Lately, the craze for the Blockchain phenomenon reveals the concerns surrounding data security. Blockchain technology is known for its tamper-proof nature. In a world where the amount of data continues to grow, along with its transmission, cybersecurity has become a real issue for society. Companies are in the front line, especially with the development of telecommuting. Indeed, multiple risks weigh on them with consequences that can be disastrous. According to a study, 67% of companies have suffered a hacking of their data. These events have direct and indirect consequences on the functioning of companies.
1. What is data security and data integrity?
The terms data security and data integrity are often confused. However, they refer to very different realities. However, these notions are difficult to define since their meaning depends on the field in which they are used. Thus, from a legal point of view, data security refers to the power to guarantee confidentiality. Integrity refers to the power to guarantee their authenticity. In IT, security refers to all the measures taken to prevent data corruption. Integrity refers to the methods and processes that allow both the physical and logical protection of a database.

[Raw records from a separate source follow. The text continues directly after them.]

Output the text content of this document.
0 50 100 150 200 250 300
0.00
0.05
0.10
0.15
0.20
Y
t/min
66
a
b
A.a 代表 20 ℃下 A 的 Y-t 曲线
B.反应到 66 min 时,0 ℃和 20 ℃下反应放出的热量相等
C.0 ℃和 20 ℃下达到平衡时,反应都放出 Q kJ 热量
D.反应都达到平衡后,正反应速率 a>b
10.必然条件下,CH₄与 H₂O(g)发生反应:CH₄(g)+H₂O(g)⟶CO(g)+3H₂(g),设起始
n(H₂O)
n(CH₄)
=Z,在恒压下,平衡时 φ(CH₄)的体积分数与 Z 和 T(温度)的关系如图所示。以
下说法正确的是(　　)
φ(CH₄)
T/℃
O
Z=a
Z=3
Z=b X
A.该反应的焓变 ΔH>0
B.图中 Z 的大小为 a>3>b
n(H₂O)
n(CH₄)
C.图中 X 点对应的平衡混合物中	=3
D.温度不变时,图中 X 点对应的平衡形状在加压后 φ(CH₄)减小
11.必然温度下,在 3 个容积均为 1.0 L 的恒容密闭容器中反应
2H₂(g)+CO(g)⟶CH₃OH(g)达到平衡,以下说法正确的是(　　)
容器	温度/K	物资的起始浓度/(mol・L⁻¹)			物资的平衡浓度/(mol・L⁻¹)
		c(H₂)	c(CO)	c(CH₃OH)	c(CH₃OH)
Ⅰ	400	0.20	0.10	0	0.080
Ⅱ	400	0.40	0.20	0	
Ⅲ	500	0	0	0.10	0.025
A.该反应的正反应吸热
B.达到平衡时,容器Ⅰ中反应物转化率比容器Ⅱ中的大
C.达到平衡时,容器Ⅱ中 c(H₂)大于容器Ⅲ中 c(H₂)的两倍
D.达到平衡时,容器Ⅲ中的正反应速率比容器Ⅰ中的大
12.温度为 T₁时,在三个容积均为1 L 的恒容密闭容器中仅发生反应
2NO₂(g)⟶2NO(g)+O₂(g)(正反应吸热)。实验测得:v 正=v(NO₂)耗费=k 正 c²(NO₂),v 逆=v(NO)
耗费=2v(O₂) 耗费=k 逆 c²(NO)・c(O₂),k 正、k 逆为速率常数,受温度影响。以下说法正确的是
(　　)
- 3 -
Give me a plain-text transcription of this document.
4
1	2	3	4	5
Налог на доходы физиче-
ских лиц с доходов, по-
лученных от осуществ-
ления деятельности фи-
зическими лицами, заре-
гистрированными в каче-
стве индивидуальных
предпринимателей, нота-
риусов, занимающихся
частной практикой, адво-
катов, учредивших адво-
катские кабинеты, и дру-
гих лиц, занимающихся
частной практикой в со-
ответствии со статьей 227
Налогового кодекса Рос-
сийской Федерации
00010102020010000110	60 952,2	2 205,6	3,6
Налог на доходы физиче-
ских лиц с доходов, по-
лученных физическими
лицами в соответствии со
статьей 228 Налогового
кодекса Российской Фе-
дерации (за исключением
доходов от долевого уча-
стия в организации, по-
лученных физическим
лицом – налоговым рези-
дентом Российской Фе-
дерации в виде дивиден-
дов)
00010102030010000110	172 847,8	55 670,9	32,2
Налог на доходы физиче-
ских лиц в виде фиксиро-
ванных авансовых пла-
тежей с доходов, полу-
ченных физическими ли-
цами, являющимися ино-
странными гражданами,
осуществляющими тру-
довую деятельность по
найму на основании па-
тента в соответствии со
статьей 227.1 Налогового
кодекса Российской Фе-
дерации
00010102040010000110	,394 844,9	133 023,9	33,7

2. The main security and integrity risks
A- MATERIAL RISKS AND COMPUTER FAILURES
If computer semantics refers to the lexical field of the immaterial (Cloud, digital, dematerialized, etc.), it must be recognized that the storage and transfer of data require physical media, whether it be a server, a hard disk or a computer. Also, a flood, a fire or a voluntary destruction of these material supports is likely to cause computer failures. Theft or sabotage of hardware or software is also a risk factor to consider.
B- HUMAN ERRORS
The danger does not always come from outside, as illustrated by the unfortunate adventure experienced by a multinational drug company. During the implementation of a new software, a bug occurred which prevented access to the company’s data for several months, resulting in the loss of 78% of its turnover. Human errors are therefore a significant risk factor. These human errors, impacting the security and integrity of the data, can also concern data entry, transmission or use. They can also be errors in the design of software or in its operation.
C- HACKING
Hacking” or computer piracy has been democratized on the Web. Cyber attacks have become a daily occurrence for companies and take various forms. The introduction of a “malware” or malicious software within the company’s systems is commonplace. There are different types of malware with different purposes. Spyware exploits security flaws and is used to monitor the company’s activity or to steal financial or personal information. Ransomware is software that encrypts company data and requires payment of a sum of money to decrypt it. Hackers or hackers also penetrate through other means than computers, given the interconnection of devices. To this, we must add the “denial of service”, a process that aims to make a website unavailable, by saturating the network or server, or duplication, which is to replace the homepage of the official site by a clone site, through which sensitive information is collected. This is the main security and data integrity threat that CISOs need to consider.
However, the list of malicious processes is limited only by the hacker’s imagination. This is why CISOs must give a fundamental place to data security and integrity, especially since the law imposes a security obligation on the person responsible for the file, and therefore the company.